I got to see Nirapathpongporn play her 1st 2 holes solidly if unspectacularly in +1 after a failed sandie attempt on 11, but when I left to chase down the Llano-Pornanong-Rah pairing a few holes ahead of them, I missed seeing her bogey 12, triple the par-5 13th (after somehow hitting her drive so far left she had to take an unplayable from the right of the 12th!), and follow up a birdie on the short par-4 14th with a bogey on the tough 15th, but I did have time to loop back and see her make a good par save on 17 and an acceptable bogey from the sand on the 18th, which was playing long into the wind. For her to bounce back from an opening 41 with a bogey-free 32 on the front was simply amazing. All it took was an eagle on the 1st par 5 on the front, a birdie on the 2nd, a bunch of pars, and a birdie on the 8th. No problem. Even when things were looking grim on the back, she kept her cool and kept plugging away.
Rah, by contrast, was an emotional wreck on the back, even though she ended up with an even-par 35. She was agitated from the 1st moment I saw her, when she hit her approach on 14 a little thin and it ran all the way to the back of the green. I figured she had had a big number, maybe on the short, tight, uphill par-4 11 or the hazardous par-3 12th or the tricky par-5 13th, but as it turned out she went birdie-bogey-birdie on those holes. She made a good comebacker to save par there, but when she bogeyed 15 after a perfect drive, she stared off into the woods to the right of the 16th tee for a long time to calm herself down. Well, she calmed down enough, as she made good par saves on each of the next 3 holes. When I left her after a good drive on 1, I figured she had shot anywhere from a 36 to a 39 on the back and was too mad at herself to take advantage of the front. Shows what little I know: she only started out with 3 straight birdies, offset a bogey on the 4th with a birdie on the 5th, and made her 5th birdie of the front on the 7th. I guess for some people getting mad at themselves is a good motivator!

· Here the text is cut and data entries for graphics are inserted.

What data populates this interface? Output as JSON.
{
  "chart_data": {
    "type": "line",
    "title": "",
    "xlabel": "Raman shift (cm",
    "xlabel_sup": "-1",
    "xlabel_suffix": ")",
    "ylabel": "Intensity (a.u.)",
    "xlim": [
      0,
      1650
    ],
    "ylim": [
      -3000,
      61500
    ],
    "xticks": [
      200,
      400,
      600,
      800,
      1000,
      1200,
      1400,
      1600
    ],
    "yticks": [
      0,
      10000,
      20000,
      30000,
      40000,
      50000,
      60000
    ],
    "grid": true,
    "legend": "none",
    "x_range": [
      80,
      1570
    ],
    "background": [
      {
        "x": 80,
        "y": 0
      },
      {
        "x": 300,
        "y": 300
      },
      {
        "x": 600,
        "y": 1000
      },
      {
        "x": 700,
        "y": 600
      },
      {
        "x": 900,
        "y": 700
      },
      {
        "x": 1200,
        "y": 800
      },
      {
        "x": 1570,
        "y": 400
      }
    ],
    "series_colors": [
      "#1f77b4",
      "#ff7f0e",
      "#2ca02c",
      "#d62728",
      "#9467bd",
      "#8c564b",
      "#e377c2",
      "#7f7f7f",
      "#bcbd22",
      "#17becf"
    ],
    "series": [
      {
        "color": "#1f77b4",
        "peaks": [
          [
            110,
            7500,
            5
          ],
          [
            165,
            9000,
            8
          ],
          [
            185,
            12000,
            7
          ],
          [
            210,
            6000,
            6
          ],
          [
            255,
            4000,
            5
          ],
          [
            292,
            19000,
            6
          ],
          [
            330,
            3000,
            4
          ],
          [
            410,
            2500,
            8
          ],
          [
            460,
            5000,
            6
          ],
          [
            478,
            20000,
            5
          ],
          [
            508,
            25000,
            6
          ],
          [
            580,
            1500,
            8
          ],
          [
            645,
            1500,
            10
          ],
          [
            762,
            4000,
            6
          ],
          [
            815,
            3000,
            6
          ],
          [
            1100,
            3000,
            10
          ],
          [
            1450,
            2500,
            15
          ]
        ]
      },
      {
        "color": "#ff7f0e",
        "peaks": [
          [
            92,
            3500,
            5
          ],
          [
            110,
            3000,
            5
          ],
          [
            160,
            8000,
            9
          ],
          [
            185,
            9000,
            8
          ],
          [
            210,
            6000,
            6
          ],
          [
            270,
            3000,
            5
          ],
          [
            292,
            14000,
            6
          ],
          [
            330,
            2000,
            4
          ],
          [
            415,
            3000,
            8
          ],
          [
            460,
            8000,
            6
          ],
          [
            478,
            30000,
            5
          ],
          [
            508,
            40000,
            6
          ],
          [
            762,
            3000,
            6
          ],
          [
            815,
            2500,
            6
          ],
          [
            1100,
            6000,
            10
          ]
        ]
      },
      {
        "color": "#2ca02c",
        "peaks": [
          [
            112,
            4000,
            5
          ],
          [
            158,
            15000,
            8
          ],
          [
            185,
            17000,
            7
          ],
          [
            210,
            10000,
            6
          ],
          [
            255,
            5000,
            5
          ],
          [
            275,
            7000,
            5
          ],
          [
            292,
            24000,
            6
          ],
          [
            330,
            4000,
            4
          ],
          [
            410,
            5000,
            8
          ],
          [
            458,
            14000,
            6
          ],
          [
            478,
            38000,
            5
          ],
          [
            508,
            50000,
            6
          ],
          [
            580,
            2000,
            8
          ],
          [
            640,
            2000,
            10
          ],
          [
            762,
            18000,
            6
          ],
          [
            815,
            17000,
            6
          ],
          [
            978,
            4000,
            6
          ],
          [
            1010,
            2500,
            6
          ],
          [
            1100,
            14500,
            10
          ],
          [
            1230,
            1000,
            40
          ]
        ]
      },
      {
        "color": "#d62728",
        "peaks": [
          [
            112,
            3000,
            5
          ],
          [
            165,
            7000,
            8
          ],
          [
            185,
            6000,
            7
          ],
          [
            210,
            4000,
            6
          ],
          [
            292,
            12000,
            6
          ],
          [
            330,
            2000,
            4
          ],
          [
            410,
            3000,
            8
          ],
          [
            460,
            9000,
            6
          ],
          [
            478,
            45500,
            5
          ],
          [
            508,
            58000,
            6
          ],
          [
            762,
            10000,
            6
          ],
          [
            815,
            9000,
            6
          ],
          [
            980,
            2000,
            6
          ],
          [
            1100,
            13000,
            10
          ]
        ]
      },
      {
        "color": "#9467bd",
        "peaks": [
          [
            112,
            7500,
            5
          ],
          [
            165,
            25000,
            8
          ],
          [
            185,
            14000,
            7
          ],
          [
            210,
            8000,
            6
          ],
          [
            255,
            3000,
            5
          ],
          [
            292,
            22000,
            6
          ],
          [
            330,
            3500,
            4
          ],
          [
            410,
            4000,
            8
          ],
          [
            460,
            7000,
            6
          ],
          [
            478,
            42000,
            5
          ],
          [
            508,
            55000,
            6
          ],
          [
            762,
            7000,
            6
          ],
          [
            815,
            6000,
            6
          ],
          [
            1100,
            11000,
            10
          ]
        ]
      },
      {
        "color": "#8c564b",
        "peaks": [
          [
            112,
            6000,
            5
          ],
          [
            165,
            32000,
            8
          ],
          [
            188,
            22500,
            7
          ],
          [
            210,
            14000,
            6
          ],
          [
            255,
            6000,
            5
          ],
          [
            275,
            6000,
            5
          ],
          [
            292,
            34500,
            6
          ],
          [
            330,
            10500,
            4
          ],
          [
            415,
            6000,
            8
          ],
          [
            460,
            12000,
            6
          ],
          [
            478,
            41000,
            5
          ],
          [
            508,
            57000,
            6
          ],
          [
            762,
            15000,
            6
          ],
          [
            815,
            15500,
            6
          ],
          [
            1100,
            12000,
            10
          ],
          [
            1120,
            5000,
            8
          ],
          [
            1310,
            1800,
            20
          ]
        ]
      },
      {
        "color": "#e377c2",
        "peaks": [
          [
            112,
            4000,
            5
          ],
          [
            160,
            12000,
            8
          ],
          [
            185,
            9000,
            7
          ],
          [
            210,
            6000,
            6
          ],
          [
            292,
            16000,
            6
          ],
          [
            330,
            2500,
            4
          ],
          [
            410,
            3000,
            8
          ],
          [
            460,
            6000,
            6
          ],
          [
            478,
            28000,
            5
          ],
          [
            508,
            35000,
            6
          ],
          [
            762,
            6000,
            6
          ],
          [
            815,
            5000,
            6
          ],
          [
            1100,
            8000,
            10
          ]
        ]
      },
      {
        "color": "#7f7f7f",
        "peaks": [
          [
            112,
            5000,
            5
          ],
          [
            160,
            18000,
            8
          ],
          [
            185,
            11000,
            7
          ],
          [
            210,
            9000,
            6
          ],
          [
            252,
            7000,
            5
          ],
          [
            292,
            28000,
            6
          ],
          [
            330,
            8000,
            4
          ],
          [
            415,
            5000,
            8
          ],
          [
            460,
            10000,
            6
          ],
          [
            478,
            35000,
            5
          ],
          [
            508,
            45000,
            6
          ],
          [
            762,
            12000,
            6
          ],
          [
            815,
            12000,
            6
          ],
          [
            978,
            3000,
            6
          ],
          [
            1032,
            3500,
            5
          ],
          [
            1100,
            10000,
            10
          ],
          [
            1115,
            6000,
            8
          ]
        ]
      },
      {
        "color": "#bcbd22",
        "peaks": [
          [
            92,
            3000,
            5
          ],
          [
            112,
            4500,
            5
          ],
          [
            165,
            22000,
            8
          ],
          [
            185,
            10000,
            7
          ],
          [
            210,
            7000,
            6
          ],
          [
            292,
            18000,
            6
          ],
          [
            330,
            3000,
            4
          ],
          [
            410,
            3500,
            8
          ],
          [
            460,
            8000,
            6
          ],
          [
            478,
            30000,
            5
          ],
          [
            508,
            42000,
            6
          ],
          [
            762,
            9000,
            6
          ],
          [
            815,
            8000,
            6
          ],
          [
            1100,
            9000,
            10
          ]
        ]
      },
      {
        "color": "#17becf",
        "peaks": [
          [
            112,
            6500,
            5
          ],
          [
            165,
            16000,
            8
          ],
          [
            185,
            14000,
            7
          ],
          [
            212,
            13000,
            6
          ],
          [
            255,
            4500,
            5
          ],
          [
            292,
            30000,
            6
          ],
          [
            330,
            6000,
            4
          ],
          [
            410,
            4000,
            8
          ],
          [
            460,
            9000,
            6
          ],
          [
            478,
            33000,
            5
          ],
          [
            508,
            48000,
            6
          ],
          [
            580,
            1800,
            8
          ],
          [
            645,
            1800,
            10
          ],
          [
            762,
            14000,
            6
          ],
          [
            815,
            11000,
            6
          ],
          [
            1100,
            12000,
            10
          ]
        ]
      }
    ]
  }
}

The player who impressed me the most today, however, was Pornanong Phatlum. She played the back with the winds up and controlled her irons on the 14th through 18th as well as Yun did on the comparatively less breezy front, parring every hole. I was particularly impressed because Yun found it much harder to give herself birdie chances on the back, while Phatlum had 1 on every hole I saw except the 18th (where she made a great up and down to save par). It's true that Yun caught some bad breaks on the back--she hit perfect wedges in on 14 and 17 that landed a few feet short of the pin and kicked hard, well past the hole (and added insult to injury when she 3-putted the latter) and hit a 7-iron so flush from the left rough on 18 that it powered through the wind and trickled off the back of the green, ending up lying against the surprisingly heavy rough right off the fringe (she ended up making a good bogey save there)--but Phatlum was just sharper on the tougher 9. Plus she controlled the speed of her putts better than Yun did on that side. Whereas Yun was ramming her putts by the hole and leaving herself a lot of 3- to 6-foot comebackers, Phatlum was making a lot of routine pars. Yes, a bogey midway through the front ended her momentum from 2 early birdies, forcing her to accept a 72, but Phatlum's overall game impressed me as LPGA ready right now. Not having seen her go bogey-bogey start to her round on the back, I assumed she was going to be well under par today. Well, there's always tomorrow!
There's much more to be told, but too little time (and energy). I'm calling it a night!